Clientraw_queryMethod
Oclient.raw_query
The method allows direct use of ClickHouse's HTTP query interface via the client connection. The return value is a raw valuebytes
object. It provides a convenient wrapper with parameter binding, error handling, retries, and configuration management using a minimal interface:
Parameter | Type | Standard | Description |
---|---|---|---|
consultation | calle | Mandatory | Any valid ClickHouse query |
parameters | dictate or iterable | None | verParameter description. |
settings | saying | None | verconfiguration description. |
fmt | calle | None | ClickHouse output format for the resulting bytes. (ClickHouse uses TSV if not specified) |
use_database | bool | TRUE | Use the client-designated clickhouse-connect database for the query context |
It is the caller's responsibility to handle the result.bytes
object.
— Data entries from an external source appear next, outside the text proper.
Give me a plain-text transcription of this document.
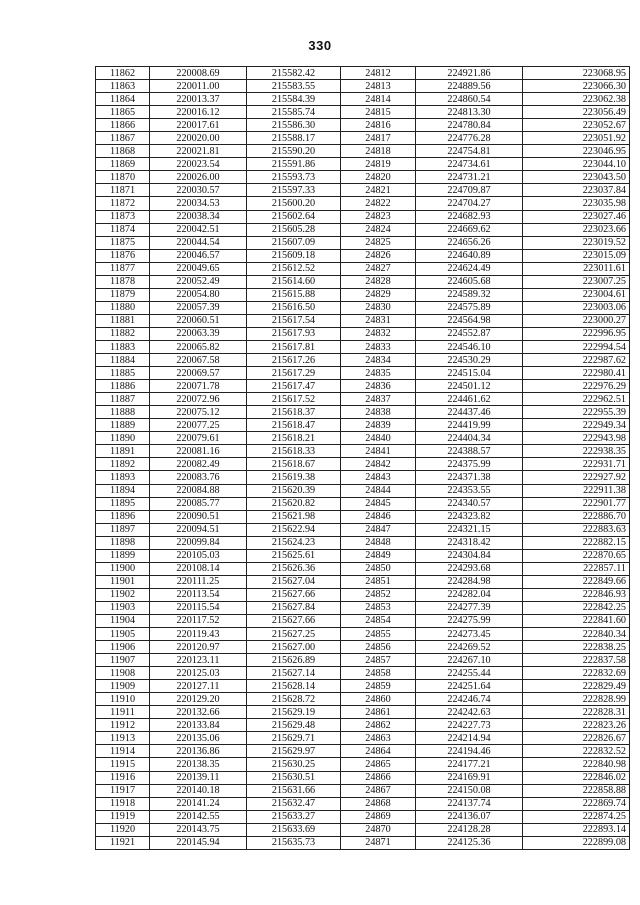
330
11862	220008.69	215582.42	24812	224921.86	223068.95
11863	220011.00	215583.55	24813	224889.56	223066.30
11864	220013.37	215584.39	24814	224860.54	223062.38
11865	220016.12	215585.74	24815	224813.30	223056.49
11866	220017.61	215586.30	24816	224780.84	223052.67
11867	220020.00	215588.17	24817	224776.28	223051.92
11868	220021.81	215590.20	24818	224754.81	223046.95
11869	220023.54	215591.86	24819	224734.61	223044.10
11870	220026.00	215593.73	24820	224731.21	223043.50
11871	220030.57	215597.33	24821	224709.87	223037.84
11872	220034.53	215600.20	24822	224704.27	223035.98
11873	220038.34	215602.64	24823	224682.93	223027.46
11874	220042.51	215605.28	24824	224669.62	223023.66
11875	220044.54	215607.09	24825	224656.26	223019.52
11876	220046.57	215609.18	24826	224640.89	223015.09
11877	220049.65	215612.52	24827	224624.49	223011.61
11878	220052.49	215614.60	24828	224605.68	223007.25
11879	220054.80	215615.88	24829	224589.32	223004.61
11880	220057.39	215616.50	24830	224575.89	223003.06
11881	220060.51	215617.54	24831	224564.98	223000.27
11882	220063.39	215617.93	24832	224552.87	222996.95
11883	220065.82	215617.81	24833	224546.10	222994.54
11884	220067.58	215617.26	24834	224530.29	222987.62
11885	220069.57	215617.29	24835	224515.04	222980.41
11886	220071.78	215617.47	24836	224501.12	222976.29
11887	220072.96	215617.52	24837	224461.62	222962.51
11888	220075.12	215618.37	24838	224437.46	222955.39
11889	220077.25	215618.47	24839	224419.99	222949.34
11890	220079.61	215618.21	24840	224404.34	222943.98
11891	220081.16	215618.33	24841	224388.57	222938.35
11892	220082.49	215618.67	24842	224375.99	222931.71
11893	220083.76	215619.38	24843	224371.38	222927.92
11894	220084.88	215620.39	24844	224353.55	222911.38
11895	220085.77	215620.82	24845	224340.57	222901.77
11896	220090.51	215621.98	24846	224323.82	222886.70
11897	220094.51	215622.94	24847	224321.15	222883.63
11898	220099.84	215624.23	24848	224318.42	222882.15
11899	220105.03	215625.61	24849	224304.84	222870.65
11900	220108.14	215626.36	24850	224293.68	222857.11
11901	220111.25	215627.04	24851	224284.98	222849.66
11902	220113.54	215627.66	24852	224282.04	222846.93
11903	220115.54	215627.84	24853	224277.39	222842.25
11904	220117.52	215627.66	24854	224275.99	222841.60
11905	220119.43	215627.25	24855	224273.45	222840.34
11906	220120.97	215627.00	24856	224269.52	222838.25
11907	220123.11	215626.89	24857	224267.10	222837.58
11908	220125.03	215627.14	24858	224255.44	222832.69
11909	220127.11	215628.14	24859	224251.64	222829.49
11910	220129.20	215628.72	24860	224246.74	222828.99
11911	220132.66	215629.19	24861	224242.63	222828.31
11912	220133.84	215629.48	24862	224227.73	222823.26
11913	220135.06	215629.71	24863	224214.94	222826.67
11914	220136.86	215629.97	24864	224194.46	222832.52
11915	220138.35	215630.25	24865	224177.21	222840.98
11916	220139.11	215630.51	24866	224169.91	222846.02
11917	220140.18	215631.66	24867	224150.08	222858.88
11918	220141.24	215632.47	24868	224137.74	222869.74
11919	220142.55	215633.27	24869	224136.07	222874.25
11920	220143.75	215633.69	24870	224128.28	222893.14
11921	220145.94	215635.73	24871	224125.36	222899.08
Please note that theCustomer.query_arrow
it's just a wrapper around this method using ClickHouseSeta
Output format.
Clientraw_insertMethod
OCliente.raw_insert
The method allows direct insertions ofbytes
objects orbytes
object generators using the client connection. Since it does not process the payload of the insert, it has high performance. The method provides options for specifying settings and entering the format:
Parameter | Type | Standard | Description |
---|---|---|---|
low hill | calle | Mandatory | The name of the qualified or simple table in the database |
column_names | sequence[string] | None | Column names for the insert block. Required if thefmt parameter does not include names |
insert_block | str, bytes, Generador[bytes], BinaryIO | Mandatory | Data to insert. The strings will be encoded with the client's encoding. |
settings | saying | None | verconfiguration description. |
fmt | calle | None | ClickHouse input formatinsert_block bytes (ClickHouse uses TSV if not specified) |
It is the responsibility of the caller that theinsert_block
is in the specified format. ClickHouse Connect uses these rawinserts to load PyArrow files and tables, delegating the analysis to the ClickHouse server.